With Afghanistan off-limits, a paranoid Turkmenistan and visitors from Tajikistan mostly heading straight for Samarkand, the southern regions of Qashqadaryo and Surkhandarya see few visitors. Those who do make it this far can relish solitary ancient history sites and get a taste of real Uzbek village culture, something 95% of tourists to Uzbekistan do not get to experience.
Visiting Qashqadaryo (new Uzbek spelling) and Surkhandarya (keeping the old spelling here for the moment) is not as difficult as it once was. Getting around by bus, train and shared taxi is a cinch, and only for the outmost corners do you still need a special permit.
If ancient history is your hobby-horse, you have to start at Termez. The archaeological wealth of the area is great, with sites relating the story of Greek legionnaires, Buddhist monks, Arab and Mongol invaders and a profusion of cosmopolitan traders and wandering men of wisdom. Muslim builders of medieval times have left architectural jewels that almost rival anything you can see elsewhere in the country – without another tourist in sight.
Shahrisabz & Qarshi
The seat of power of Tamerlane, Shahrisabz lost its UNESCO status after the town got bulldozed in 2015 in an effort to touristify the place. With this in mind, you can still enjoy visiting the main monuments for their architectural and historical qualities, in their own right or as a stop-over on the way to Termez. Don’t forget to have a look at the embroidered textiles for sale: they are the best in the country.
Qarshi isn’t a highlight if we are honest. Nice hotels if you need to stop for the night, but really, even for slow travelers: nothing to see. The surroundings offer enough interest for a day trip for those who cannot get enough of Sufi shrines.

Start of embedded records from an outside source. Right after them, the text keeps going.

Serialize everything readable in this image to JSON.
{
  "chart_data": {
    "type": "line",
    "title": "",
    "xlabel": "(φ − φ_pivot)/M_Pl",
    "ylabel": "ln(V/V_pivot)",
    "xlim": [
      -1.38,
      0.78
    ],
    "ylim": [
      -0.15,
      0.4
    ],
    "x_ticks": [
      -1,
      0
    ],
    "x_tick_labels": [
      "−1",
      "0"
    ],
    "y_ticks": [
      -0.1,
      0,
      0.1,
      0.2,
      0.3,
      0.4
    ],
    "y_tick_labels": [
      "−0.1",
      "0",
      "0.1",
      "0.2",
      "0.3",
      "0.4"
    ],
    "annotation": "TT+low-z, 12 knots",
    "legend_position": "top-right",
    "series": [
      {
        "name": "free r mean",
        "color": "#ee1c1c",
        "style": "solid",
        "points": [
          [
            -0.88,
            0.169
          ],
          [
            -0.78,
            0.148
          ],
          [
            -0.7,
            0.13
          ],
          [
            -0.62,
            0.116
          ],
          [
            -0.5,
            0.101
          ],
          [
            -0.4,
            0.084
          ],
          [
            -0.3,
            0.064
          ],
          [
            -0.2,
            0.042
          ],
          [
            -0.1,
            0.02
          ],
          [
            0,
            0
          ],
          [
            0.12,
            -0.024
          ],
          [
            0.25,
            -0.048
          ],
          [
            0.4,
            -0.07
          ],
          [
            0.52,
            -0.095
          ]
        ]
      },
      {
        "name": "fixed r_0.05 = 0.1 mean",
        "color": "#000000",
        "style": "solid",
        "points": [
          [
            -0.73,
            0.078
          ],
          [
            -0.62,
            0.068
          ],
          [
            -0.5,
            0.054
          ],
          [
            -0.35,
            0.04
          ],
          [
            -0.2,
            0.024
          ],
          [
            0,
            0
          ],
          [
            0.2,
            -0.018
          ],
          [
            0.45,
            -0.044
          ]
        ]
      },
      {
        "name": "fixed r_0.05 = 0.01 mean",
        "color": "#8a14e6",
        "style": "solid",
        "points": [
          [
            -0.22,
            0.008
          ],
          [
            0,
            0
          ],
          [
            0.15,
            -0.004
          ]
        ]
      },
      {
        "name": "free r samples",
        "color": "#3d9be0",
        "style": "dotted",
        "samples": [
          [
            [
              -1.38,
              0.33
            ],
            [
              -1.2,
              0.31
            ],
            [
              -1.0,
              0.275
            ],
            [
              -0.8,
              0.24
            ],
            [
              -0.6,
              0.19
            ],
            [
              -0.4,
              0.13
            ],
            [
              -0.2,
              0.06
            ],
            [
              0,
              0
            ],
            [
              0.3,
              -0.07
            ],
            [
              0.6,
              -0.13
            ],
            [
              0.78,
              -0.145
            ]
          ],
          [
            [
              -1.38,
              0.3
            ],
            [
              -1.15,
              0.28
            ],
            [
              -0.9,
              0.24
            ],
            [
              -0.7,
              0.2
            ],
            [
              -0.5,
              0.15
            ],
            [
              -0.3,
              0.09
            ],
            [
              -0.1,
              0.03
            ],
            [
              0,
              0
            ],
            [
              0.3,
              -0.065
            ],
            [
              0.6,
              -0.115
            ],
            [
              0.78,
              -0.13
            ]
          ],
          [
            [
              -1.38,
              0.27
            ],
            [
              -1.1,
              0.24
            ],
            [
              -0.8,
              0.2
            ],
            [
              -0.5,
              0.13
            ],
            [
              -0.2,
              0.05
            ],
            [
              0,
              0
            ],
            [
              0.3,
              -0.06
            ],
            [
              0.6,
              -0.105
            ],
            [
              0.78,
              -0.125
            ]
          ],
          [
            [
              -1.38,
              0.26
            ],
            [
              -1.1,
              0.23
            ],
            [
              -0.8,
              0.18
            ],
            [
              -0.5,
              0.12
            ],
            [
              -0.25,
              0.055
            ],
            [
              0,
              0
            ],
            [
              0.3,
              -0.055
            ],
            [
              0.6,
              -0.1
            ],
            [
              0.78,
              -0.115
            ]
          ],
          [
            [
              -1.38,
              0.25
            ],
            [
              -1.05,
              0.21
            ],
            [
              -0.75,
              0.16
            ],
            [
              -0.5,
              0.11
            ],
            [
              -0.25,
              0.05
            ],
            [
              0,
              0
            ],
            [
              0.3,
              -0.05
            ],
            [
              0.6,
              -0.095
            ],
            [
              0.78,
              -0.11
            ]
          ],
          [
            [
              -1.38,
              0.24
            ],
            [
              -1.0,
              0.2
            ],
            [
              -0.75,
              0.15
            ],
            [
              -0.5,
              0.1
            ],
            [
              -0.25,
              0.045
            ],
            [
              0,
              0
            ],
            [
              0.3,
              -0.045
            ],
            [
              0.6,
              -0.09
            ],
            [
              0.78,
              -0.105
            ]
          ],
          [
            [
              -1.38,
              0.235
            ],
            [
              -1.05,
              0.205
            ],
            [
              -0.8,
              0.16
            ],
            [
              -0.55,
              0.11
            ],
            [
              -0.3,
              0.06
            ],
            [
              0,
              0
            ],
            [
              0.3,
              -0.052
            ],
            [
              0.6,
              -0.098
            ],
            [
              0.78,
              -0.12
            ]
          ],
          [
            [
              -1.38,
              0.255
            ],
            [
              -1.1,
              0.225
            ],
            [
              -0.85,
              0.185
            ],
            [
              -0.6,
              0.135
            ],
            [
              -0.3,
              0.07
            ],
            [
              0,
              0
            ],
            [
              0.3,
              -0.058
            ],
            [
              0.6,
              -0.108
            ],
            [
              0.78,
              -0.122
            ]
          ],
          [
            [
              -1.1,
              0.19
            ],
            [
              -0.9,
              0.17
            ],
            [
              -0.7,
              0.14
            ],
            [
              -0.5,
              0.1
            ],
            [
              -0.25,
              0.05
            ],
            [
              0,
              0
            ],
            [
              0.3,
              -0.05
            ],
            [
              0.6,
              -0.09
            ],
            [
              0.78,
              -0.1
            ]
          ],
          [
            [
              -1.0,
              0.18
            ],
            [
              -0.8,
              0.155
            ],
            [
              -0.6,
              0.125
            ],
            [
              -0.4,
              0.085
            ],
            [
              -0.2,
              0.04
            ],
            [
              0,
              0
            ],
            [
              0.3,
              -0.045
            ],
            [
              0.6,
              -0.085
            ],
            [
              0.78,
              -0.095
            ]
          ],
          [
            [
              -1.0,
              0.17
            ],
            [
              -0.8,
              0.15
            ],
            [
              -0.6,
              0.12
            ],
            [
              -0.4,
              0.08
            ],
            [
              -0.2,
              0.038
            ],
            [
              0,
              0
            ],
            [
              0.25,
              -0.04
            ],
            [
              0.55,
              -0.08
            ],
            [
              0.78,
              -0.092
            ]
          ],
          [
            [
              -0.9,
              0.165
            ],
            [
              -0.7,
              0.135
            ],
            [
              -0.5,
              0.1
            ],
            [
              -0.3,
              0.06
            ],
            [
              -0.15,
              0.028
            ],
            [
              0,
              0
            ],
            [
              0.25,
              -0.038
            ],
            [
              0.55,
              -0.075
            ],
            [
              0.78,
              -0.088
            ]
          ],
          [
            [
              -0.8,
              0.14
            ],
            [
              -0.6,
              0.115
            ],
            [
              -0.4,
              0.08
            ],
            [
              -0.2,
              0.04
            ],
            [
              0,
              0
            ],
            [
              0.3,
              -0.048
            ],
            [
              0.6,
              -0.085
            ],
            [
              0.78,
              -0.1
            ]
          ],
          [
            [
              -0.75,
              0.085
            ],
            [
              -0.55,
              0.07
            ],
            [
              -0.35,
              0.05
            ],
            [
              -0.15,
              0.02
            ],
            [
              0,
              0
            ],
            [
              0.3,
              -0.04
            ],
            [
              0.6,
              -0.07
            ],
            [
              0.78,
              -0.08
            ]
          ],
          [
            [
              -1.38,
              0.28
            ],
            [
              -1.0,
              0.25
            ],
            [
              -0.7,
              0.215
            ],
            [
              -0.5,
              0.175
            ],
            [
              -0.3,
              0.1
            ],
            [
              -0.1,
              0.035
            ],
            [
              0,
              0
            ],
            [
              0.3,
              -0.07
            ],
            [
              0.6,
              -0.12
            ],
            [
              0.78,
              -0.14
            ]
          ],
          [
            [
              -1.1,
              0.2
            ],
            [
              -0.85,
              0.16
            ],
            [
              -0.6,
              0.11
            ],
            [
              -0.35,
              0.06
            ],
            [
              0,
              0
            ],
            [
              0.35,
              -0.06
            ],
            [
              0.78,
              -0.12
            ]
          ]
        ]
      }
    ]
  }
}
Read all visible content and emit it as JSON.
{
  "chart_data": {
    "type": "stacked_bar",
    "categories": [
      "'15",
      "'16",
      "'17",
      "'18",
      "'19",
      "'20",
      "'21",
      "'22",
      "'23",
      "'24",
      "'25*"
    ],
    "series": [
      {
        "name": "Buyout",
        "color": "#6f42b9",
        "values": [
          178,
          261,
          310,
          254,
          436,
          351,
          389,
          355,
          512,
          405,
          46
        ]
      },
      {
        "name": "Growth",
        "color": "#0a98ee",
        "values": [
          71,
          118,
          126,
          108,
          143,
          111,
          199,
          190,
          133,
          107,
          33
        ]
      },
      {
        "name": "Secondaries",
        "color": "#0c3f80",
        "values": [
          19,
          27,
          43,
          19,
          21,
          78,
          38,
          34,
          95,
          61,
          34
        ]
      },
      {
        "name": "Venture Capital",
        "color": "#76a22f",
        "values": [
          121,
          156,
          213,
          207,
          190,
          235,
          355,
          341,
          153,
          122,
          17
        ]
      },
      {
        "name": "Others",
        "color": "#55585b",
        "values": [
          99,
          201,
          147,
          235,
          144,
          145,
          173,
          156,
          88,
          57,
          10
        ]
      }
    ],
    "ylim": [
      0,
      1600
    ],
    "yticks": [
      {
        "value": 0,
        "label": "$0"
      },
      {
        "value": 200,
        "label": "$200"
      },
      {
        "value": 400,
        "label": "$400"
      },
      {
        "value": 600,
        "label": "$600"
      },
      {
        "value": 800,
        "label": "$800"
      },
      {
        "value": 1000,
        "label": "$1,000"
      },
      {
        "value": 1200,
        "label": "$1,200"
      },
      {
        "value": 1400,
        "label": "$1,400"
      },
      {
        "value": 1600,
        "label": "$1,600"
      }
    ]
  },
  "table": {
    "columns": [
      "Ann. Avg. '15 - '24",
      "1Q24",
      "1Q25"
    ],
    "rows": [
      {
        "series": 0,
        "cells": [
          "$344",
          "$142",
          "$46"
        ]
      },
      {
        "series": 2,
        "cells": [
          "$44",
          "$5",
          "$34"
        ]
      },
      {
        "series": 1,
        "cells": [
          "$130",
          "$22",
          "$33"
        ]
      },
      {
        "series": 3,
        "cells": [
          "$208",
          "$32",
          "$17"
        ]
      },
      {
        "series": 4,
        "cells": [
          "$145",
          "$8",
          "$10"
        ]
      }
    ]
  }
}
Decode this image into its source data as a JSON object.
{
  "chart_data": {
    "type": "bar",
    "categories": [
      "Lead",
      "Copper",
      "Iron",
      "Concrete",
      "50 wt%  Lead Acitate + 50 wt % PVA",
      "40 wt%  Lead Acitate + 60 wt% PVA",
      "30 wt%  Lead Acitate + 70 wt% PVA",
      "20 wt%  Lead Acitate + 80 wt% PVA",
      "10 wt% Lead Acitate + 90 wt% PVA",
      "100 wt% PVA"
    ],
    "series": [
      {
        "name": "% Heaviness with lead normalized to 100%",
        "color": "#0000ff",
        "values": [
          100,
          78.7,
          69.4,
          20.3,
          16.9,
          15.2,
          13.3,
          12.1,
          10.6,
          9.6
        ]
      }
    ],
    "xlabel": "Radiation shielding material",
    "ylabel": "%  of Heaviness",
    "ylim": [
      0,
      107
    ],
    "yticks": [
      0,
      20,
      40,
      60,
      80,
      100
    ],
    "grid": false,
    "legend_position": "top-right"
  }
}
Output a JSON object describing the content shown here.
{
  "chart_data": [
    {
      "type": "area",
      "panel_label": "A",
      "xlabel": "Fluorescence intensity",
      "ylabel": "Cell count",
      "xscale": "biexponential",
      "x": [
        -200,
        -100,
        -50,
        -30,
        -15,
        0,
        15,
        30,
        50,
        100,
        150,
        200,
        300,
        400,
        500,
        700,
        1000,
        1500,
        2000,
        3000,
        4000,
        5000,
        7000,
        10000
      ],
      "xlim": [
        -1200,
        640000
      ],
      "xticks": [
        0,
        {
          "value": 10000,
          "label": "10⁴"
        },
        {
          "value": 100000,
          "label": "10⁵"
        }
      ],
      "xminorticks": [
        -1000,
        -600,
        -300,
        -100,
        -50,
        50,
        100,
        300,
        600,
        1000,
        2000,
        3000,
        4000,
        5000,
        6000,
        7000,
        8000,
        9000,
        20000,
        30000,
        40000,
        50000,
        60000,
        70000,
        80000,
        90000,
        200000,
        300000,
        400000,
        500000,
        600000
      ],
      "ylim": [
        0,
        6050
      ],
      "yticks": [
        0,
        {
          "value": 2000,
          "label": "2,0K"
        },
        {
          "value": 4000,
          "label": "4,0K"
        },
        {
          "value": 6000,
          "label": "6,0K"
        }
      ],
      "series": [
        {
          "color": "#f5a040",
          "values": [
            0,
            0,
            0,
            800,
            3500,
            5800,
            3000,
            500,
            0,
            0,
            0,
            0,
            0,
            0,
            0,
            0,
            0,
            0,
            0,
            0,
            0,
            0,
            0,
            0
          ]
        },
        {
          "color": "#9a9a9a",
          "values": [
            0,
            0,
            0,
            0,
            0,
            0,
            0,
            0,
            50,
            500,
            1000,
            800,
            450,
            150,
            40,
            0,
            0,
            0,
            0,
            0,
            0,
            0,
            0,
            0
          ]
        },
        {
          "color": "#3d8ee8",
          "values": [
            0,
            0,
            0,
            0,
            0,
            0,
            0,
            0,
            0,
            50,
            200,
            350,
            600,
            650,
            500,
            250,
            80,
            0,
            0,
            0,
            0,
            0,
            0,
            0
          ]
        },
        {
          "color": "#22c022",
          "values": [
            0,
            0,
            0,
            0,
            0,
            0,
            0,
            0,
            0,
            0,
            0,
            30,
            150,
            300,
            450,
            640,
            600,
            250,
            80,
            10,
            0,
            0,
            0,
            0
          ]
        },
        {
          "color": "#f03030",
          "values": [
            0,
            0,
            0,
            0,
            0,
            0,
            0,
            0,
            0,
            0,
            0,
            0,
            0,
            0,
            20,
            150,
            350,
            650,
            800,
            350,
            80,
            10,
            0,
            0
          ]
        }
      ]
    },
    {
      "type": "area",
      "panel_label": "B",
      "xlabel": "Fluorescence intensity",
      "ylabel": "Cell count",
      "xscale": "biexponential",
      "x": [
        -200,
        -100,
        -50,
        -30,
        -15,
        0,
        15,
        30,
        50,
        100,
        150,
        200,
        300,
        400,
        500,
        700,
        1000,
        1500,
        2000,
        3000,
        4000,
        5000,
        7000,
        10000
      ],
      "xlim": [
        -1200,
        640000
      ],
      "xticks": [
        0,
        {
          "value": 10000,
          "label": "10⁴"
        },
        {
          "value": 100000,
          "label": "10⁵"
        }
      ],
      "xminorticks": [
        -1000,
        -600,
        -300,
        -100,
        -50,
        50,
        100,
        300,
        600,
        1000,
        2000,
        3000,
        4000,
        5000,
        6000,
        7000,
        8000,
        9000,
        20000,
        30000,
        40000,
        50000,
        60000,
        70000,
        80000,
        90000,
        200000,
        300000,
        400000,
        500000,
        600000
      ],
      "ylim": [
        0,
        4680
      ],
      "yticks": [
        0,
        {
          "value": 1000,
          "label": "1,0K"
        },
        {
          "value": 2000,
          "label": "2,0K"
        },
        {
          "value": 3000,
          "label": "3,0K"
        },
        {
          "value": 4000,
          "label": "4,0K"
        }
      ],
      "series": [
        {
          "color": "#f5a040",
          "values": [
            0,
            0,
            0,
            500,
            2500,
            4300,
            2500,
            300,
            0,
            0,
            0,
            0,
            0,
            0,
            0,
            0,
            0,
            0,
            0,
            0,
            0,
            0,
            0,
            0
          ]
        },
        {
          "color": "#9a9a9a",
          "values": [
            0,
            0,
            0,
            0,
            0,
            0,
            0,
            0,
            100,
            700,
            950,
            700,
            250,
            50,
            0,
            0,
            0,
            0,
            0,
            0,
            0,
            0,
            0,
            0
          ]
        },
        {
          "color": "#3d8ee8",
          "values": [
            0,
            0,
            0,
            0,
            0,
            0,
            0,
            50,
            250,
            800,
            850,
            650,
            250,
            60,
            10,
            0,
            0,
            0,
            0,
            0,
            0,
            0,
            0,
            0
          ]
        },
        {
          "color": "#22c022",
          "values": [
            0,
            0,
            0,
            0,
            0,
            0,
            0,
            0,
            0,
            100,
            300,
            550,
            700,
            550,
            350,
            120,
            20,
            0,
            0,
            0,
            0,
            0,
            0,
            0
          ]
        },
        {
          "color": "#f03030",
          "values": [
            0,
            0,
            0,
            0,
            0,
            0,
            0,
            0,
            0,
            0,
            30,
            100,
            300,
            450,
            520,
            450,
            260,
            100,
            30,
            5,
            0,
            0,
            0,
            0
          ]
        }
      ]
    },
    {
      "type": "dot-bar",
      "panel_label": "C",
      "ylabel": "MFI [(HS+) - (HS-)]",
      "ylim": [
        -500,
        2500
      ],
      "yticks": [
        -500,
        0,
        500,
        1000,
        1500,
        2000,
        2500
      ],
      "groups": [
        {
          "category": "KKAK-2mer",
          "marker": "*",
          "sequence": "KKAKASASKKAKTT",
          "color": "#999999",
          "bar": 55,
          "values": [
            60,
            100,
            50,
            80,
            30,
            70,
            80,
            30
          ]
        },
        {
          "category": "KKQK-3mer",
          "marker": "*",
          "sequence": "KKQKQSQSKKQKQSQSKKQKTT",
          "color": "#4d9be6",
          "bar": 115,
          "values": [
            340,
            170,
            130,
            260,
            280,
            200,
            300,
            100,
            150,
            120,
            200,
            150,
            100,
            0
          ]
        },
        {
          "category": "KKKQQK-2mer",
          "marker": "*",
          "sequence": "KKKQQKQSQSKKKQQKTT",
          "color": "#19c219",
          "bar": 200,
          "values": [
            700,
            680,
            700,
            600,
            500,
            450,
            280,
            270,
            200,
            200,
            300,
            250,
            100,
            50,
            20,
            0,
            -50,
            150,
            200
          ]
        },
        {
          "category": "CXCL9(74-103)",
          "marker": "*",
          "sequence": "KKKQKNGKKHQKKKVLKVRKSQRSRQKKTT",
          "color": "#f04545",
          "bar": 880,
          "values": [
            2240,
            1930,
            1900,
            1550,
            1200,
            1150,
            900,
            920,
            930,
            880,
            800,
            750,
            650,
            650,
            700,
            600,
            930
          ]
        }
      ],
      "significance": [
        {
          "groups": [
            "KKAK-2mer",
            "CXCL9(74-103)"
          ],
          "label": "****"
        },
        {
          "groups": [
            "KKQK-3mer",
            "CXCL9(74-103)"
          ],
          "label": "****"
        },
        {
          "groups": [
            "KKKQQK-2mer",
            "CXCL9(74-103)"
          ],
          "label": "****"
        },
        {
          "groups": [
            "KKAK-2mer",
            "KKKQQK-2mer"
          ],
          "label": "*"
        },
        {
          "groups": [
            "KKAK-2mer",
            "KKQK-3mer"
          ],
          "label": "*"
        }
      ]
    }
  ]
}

Landscapes and village culture
North of Termez, the baked landscape twists and contorts itself into a mesmerising collage of canyons, cliffs, grottoes, buttes, mesas, peaks and rubble, all rendered in the tawny, inimitable hues of the desert. Sparsely populated Surkhandarya feels a world apart from the rest of Uzbekistan.
Off the highway, transport is more likely to be by donkey than by vehicle, and long mountain walks might lead you through villages that have little contact with the outside world. Temporary bazaars erupt seemingly out of nowhere, blanketing the desert in a pulsating quilt of colour before disappearing. Houses blend seamlessly with the earth from which they were fashioned.
The buff and beige of the desert turns to a verdant surprise in the higher reaches of the Gissar mountains close to the Tajik border. Travelers with a zest for exploration will enjoy themselves here.
Denau, Boysun and Katta Langar provide an entry into this underappreciated part of Uzbekistan.
Most of Uzbekistan is easily transversed by public transport. The same is true for the South, but all the interesting sights are located out of city or town centers. Thus, it makes sense to have your own transport, or to set aside a small budget for a driver to ferry you around.
If you do not speak Russian or Uzbek, communication will be limited: a guide who speaks your language and knows where to go is an extra asset if you can spare the money.
The area is best avoided during summer months, when the heat is murderous.
You might be headed to Denau, where you can cross the border into Tajikistan. From the border, it isn’t far to Dushanbe, in the heart of the Karotegin region. If not, return to the rest of Uzbekistan or continue to Mazar-i-Sharif in Afghanistan.